2) Se a maioria dos católicos vivesse a sua catolicidade com ortodoxia (fazendo o que lhe orienta a Santa Igreja), não haveria necessidade de Sínodo das Famílias. Todos nós deveríamos saber de cor e salteado o que diz o Catecismo e a Igreja acerca dos homossexuais, dos casais de segunda união, das mães solteiras, das crianças sem batismo, etc. Todos nós deveríamos saber de cor e salteado o que disse Jesus Cristo acerca do matrimônio, dos mandamentos, da eucaristia. Toda essa discussão dentro da nossa Igreja é inútil, pois a resposta a todas essas questões já foi dada nos documentos da Igreja desde há muito tempo, e está nas Escrituras. O que há, além de uma grande desinformação, é a desconstrução de ideias por aqueles que conhecem a Palavra de Deus, e uma desobediência. Cada bispo age como quer, cada pároco faz de acordo com o que pensa, e os documentos da Igreja não servem para nada.

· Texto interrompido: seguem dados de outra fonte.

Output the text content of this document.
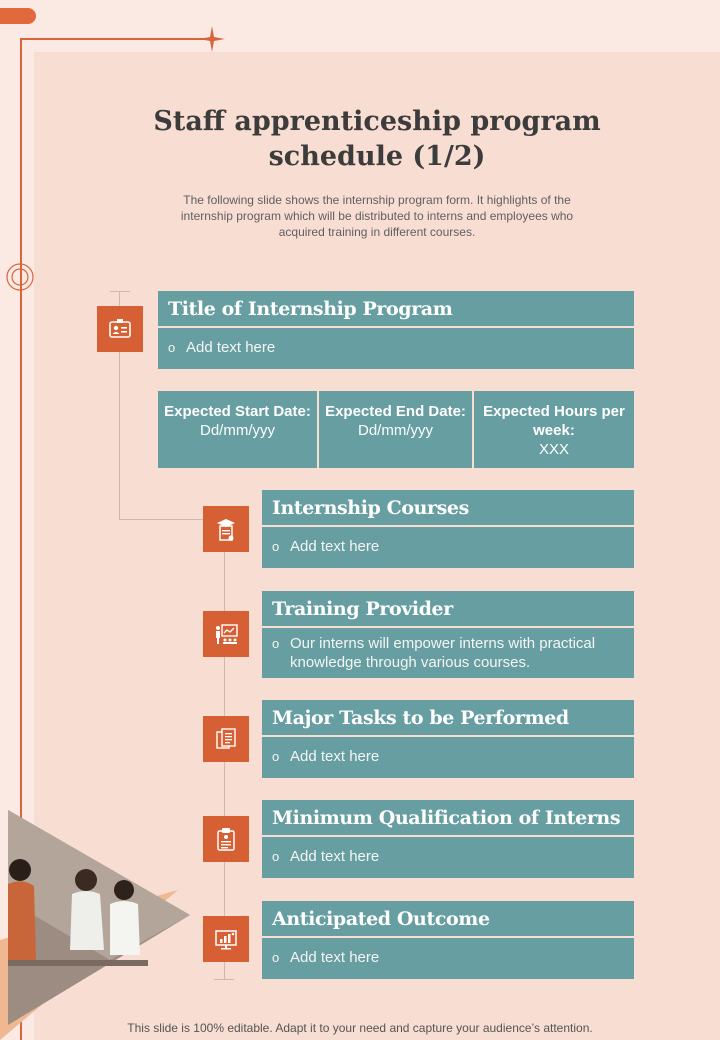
Staff apprenticeship program schedule (1/2)

The following slide shows the internship program form. It highlights of the internship program which will be distributed to interns and employees who acquired training in different courses.

Title of Internship Program
o Add text here
Expected Start Date:
Dd/mm/yyy
Expected End Date:
Dd/mm/yyy
Expected Hours per week:
XXX
Internship Courses
o Add text here
Training Provider
o Our interns will empower interns with practical knowledge through various courses.
Major Tasks to be Performed
o Add text here
Minimum Qualification of Interns
o Add text here
Anticipated Outcome
o Add text here
This slide is 100% editable. Adapt it to your need and capture your audience’s attention.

3) Como vamos viver o Ano Missionário? Sendo coniventes com o pecado ou evangelizando, levando o verdadeiro Cristo? Sim, devemos acolher os casais homoafetivos, mas para levá-los, com o nosso testemunho e as nossas palavras, à busca da santidade a que todos nós somos chamados. Mostrar a eles que a paz é possível e que começa dentro de nós pela aceitação do Caminho, Verdade e Vida que é Jesus Cristo. Mostrar que Jesus é, sim, a Porta estreita, mas é o único modo de encontrarmos a verdadeira paz – no desapego de si mesmo, na vivência cristã pura e autêntica e no amor ao próximo.

Se tivéssemos feito isso a tempo, essa nova onda não nos teria atingido. Agora já é tarde, já estamos discutindo se vamos ou não batizar a criança. É óbvio que devemos batizá-la, é óbvio que devemos acolher a todos, porque nenhum de nós é santo (é preciso um Sínodo para nos dizer isto!). No entanto, uma coisa é acolher; outra coisa é promover, estar à frente da ilicitude e levar mais pessoas ainda ao pecado. É o que a nossa Igreja está fazendo quando os sacerdotes dizem, a quem lhes pede orientação: “Isto não tem importância, isto não é pecado.”

Santo Padre, ouso dizer-lhe: Precisamos atacar o problema pela raiz, ou teremos que promover Sínodos todos os anos, para corrigir as consequências dos erros que poderíamos ter evitado.

Esta revolução marxista-cultural não poderia estar acontecendo num país que se diz de maioria católica, se compreendêssemos o que significa exatamente ser católico. A subversão moral não lograria êxito entre as famílias católicas que estivéssemos seguindo a Jesus Cristo com plena convicção. O comunismo com suas artimanhas e articulações não encontraria espaço numa sociedade unida de corpo e alma à Cruz de Nosso Senhor Jesus Cristo. Então, o problema está justamente na catequese dos católicos. Precisamos voltar às origens e redescobrir, tudo de novo, de onde viemos, por que existimos e para onde vamos.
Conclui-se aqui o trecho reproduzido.